LOJISTAS REPUDIAM COBRANÇA CHEIA NO ESTACIONAMENTO DO SHOPPING

Empresários instalados no Shopping Vale do Aço se opõem à decisão da direção do mall, que passou a ser vigente nesta quarta-feira (1º), em retornar com a cobrança de R$ 6 para quem fica estacionado mais de uma hora no centro de compras. Desde 1º de novembro de 2016, o valor caiu para R$ 3 e, conforme os lojistas, o fluxo de clientes aumentou consideravelmente a partir de então. Após a “cobrança cheia” retornar nesta quarta, os comerciantes relatam que o número de consumidores transitando pelo shopping, sobretudo na Praça de Alimentação, já diminuiu vertiginosamente.

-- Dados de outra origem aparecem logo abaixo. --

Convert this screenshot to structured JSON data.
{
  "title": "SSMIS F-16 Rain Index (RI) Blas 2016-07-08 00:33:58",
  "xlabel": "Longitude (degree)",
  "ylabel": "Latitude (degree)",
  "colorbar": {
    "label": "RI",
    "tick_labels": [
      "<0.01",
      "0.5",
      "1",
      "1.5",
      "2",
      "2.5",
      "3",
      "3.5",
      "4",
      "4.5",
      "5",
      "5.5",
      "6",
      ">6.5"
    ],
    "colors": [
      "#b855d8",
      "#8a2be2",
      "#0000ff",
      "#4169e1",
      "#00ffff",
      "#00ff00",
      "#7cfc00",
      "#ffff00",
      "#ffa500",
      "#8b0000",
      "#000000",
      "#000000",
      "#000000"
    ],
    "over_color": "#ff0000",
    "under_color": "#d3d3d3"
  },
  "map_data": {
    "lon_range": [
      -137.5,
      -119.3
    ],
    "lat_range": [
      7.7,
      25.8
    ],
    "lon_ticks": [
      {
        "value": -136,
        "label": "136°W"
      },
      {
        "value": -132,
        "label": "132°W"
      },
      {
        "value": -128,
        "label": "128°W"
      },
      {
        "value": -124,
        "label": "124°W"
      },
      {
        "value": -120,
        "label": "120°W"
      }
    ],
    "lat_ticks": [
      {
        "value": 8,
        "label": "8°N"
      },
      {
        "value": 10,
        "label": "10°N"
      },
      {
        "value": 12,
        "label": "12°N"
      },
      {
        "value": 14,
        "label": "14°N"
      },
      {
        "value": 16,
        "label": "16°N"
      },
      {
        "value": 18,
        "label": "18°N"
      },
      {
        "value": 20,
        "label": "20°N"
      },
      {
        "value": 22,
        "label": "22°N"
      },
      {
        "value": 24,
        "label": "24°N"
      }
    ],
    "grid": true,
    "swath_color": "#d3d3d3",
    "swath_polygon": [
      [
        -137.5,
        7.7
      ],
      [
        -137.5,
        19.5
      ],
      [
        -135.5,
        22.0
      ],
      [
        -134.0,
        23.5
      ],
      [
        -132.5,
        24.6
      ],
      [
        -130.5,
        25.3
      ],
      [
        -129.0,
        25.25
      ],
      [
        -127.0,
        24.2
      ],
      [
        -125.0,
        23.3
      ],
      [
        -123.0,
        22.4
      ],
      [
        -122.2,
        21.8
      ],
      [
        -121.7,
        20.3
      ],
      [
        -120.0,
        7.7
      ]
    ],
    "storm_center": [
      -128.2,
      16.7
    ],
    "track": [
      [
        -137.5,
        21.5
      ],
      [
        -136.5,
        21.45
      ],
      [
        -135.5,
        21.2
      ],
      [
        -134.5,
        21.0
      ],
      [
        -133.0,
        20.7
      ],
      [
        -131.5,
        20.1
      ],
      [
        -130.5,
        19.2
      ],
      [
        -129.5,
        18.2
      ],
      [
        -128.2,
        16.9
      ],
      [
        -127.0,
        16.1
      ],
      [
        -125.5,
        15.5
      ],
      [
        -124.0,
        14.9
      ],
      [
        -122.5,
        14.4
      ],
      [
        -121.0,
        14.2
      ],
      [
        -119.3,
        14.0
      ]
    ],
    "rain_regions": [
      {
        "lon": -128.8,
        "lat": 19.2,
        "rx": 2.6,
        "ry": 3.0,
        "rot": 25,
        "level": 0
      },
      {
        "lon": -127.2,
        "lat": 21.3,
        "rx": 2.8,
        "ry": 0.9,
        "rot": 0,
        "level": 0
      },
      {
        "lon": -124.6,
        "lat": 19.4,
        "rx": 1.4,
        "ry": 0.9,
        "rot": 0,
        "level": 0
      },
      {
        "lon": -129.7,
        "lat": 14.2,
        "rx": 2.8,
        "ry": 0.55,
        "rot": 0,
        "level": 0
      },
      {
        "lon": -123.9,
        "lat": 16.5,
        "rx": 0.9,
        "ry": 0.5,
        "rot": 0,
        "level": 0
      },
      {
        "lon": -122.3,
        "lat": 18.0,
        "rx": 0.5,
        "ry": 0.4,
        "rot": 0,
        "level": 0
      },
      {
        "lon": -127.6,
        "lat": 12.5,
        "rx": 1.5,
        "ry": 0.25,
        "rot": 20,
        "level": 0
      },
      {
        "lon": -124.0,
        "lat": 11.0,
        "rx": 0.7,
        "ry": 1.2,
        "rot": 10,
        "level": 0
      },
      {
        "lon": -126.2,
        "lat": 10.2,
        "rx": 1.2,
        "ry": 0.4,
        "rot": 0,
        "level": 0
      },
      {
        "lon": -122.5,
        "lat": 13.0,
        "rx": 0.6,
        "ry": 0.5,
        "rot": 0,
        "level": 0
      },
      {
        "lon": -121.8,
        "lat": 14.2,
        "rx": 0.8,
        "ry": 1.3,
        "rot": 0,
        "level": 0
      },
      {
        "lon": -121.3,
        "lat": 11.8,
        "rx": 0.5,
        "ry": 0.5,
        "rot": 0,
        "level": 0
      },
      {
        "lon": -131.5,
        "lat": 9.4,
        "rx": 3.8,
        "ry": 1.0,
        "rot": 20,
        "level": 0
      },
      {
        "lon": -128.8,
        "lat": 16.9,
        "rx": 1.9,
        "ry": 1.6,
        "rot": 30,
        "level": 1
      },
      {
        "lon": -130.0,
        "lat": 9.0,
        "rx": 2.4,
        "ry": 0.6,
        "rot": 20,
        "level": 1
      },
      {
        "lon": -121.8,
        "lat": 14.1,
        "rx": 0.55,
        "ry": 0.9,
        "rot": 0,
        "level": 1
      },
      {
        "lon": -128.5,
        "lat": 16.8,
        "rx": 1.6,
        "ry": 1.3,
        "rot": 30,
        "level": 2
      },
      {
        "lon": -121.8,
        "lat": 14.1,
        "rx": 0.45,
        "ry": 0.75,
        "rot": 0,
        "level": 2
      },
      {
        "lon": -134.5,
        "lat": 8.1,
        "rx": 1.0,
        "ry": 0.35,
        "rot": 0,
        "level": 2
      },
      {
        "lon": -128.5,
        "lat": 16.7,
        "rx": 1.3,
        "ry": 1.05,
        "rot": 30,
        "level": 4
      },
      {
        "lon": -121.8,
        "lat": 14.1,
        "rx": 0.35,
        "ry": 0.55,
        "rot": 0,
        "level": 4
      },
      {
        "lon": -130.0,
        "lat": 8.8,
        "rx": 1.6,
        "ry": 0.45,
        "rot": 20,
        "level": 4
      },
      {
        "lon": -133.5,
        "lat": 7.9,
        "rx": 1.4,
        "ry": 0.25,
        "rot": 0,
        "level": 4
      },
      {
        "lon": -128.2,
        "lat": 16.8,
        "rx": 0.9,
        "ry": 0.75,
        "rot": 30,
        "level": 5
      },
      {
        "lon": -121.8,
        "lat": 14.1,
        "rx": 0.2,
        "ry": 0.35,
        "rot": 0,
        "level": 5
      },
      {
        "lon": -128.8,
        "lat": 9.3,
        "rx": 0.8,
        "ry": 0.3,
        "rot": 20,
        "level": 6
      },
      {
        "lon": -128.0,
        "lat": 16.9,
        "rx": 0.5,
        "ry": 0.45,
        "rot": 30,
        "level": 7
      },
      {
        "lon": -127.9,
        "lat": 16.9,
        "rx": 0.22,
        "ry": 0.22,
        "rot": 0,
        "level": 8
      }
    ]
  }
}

“Fevereiro é tradicionalmente um mês muito fraco para o comércio. Então uma iniciativa mais prudente seria isentar, ou pelo menos cair ainda mais, o valor pago no estacionamento. Voltar com os R$ 6 é um verdadeiro ‘tiro no pé’”, avalia um dos empresários contrários à cobrança e que pediu para não ser identificado. “Entendemos que R$ 3 é uma taxa justa! Estamos aqui diariamente e não vemos motivo algum para que o valor suba. Ao contrário, pois o que temos percebido é que, cada vez mais, a direção do shopping tem cortado custos, por exemplo, com a demissão de seguranças e funcionários de limpeza”, comenta outro lojista insatisfeito e que também pediu anonimato.
De acordo com informações da Associação de Lojistas do Shopping Vale do Aço, quando a cobrança caiu pela metade, em novembro, as vendas subiram cerca de 30%. “O estacionamento começou a ser pago em 11 de janeiro de 2016. Em julho, devido a uma decisão judicial, a cobrança ficou suspensa por sete dias. Foi a nossa melhor semana ano passado, com as vendas quase que triplicando. Então é óbvia a nocividade desta cobrança para nós lojistas”, explica um dos diretores da Associação.

Notificação
Ainda nesta quarta-feira, com o suporte do Sindicato do Comércio Varejista e Atacadista de Bens e Serviços (Sindcomércio) do Vale do Aço, a Associação de Lojistas do Shopping tentou notificar a direção do mall por escrito, extrajudicialmente, manifestando repúdio à cobrança de R$ 6. Contudo, o documento foi recusado por funcionários, que tampouco aceitaram protocolá-lo.
De acordo com os empresários que compõem a Associação, a atual superintendência continua a cobrar taxas abusivas de condomínio e aluguel, além de não estar aberta ao diálogo para novas ações e projetos, agindo “segundo a sua própria vontade e sem consultar ninguém”. “Recentemente os proprietários dos quiosques no shopping foram surpreendidos com um aumento de mais de 30% no aluguel”, revela um lojista.
Por último, os empresários preveem que a cobrança de R$ 6 no estacionamento culmine em mais fechamento de lojas. Atualmente 108 estão desativadas em todo o shopping.